COUNTY OF LOS ANGELES
Contact: Judy Hammond, Director of Public Affairs, (213) 974-1363
Brian Lew, Assistant Director, (213) 974-1652
Feb. 17, 2010
Donald H. Blevins Named Chief Probation Officer
Donald H. Blevins, who has been credited with turning around Alameda County’s Probation Department, will become Los Angeles County’s chief probation officer on April 19.
The Los Angeles County Board of Supervisors this week appointed Blevins to head the department at an annual salary of $227,000. He replaces Robert Taylor, who retired Feb. 5.
Cited for his experience, managerial skills and leadership, Blevins has spent his entire 34-year career in the probation field, more than 14 years of which has been in management.
“He turned around the Alameda County Probation Department, one of the most-troubled probation agencies in the state, and he is just what LA County needs at this critical juncture,” said Supervisor Zev Yaroslavsky.
Supervisor Mark Ridley-Thomas agreed. “This department may very well be the most broken in the County of Los Angeles.
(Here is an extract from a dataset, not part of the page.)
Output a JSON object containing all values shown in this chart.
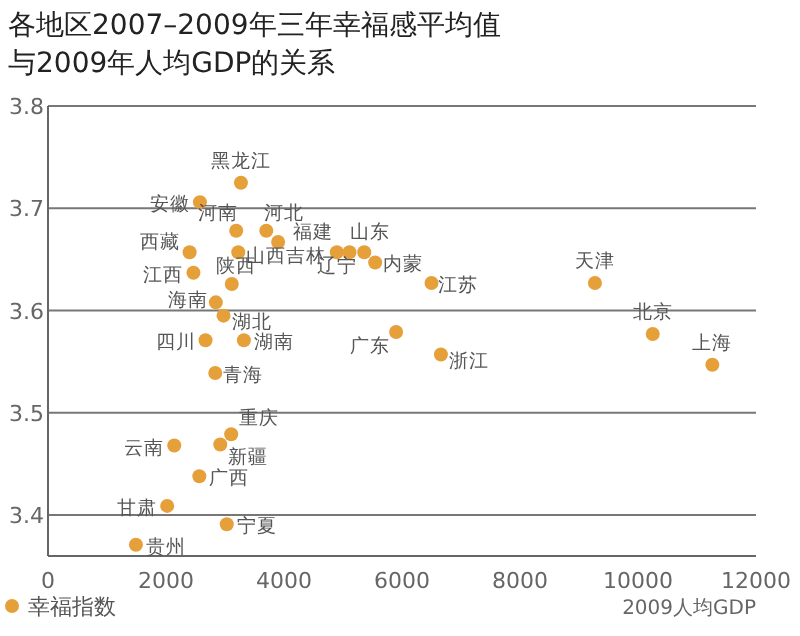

I look forward to Donald Blevins' urgently needed reform efforts and supporting his leadership."
Blevins acknowledged that Alameda County had some difficult issues when he joined that department as chief probation officer in 2003.
Among his accomplishments in Alameda County were the introduction of evidence-based practices to move toward assessment-driven services to clients; collaboration to create a juvenile mental health court; expansion of service to sexually exploited minors; enhanced literacy program for juvenile hall youth; implementation of a kiosk reporting system for adult offenders; institution of cost-effective alternatives to detention, including electronic and GPS monitoring; and enhancement of revenue and fee collection.
Blevins said he would also emphasize evidence-based practices in Los Angeles County, which he described as basing department procedures and practices on what research has proven to be effective. “Something might feel good, but does it work?” With limited financial resources, the department must work more efficiently, he said.
Noting that the Los Angeles County Probation Department was the largest probation department in the world, Blevins said he considers his new job “an opportunity of a lifetime” and looks forward to helping the department “get back on track.” “I like a challenge, and this is a challenge on a grand scale,” he said.
Blevins said his strength is that he knows the probation field “inside and out,” starting out as a deputy probation officer in San Diego County in 1976 and reaching the position of probation director of the adult field services before going to Alameda County.
He is active in numerous professional organizations, including the National Institute of Corrections, the Chief Probation Officers of California, the California Parole, Probation and Corrections Association, the American Probation and Parole Association, and the National Association of Probation Executives.
He received a bachelor of arts degree in psychology and sociology from the United States International University/Cal Western Campus-San Diego in 1974 and did graduate work in sociology in 1976 at the San Diego State University.
The Los Angeles County Probation Department, established in 1903, has a $692.8 million budget and 6,136 positions.
Blevins, 58, said he and his wife, Laura, will be visiting the area soon to find a place to live, hopefully not far from the Probation Department’s Downey headquarters.
From a personal standpoint, he said, the move back to Southern California is a good one since he and his wife will be closer to family in San Diego, including his son Jacob, stepson Jorge in Los Angeles, and son Josh in Las Vegas.
“I am looking forward to the move and the challenge,” he said.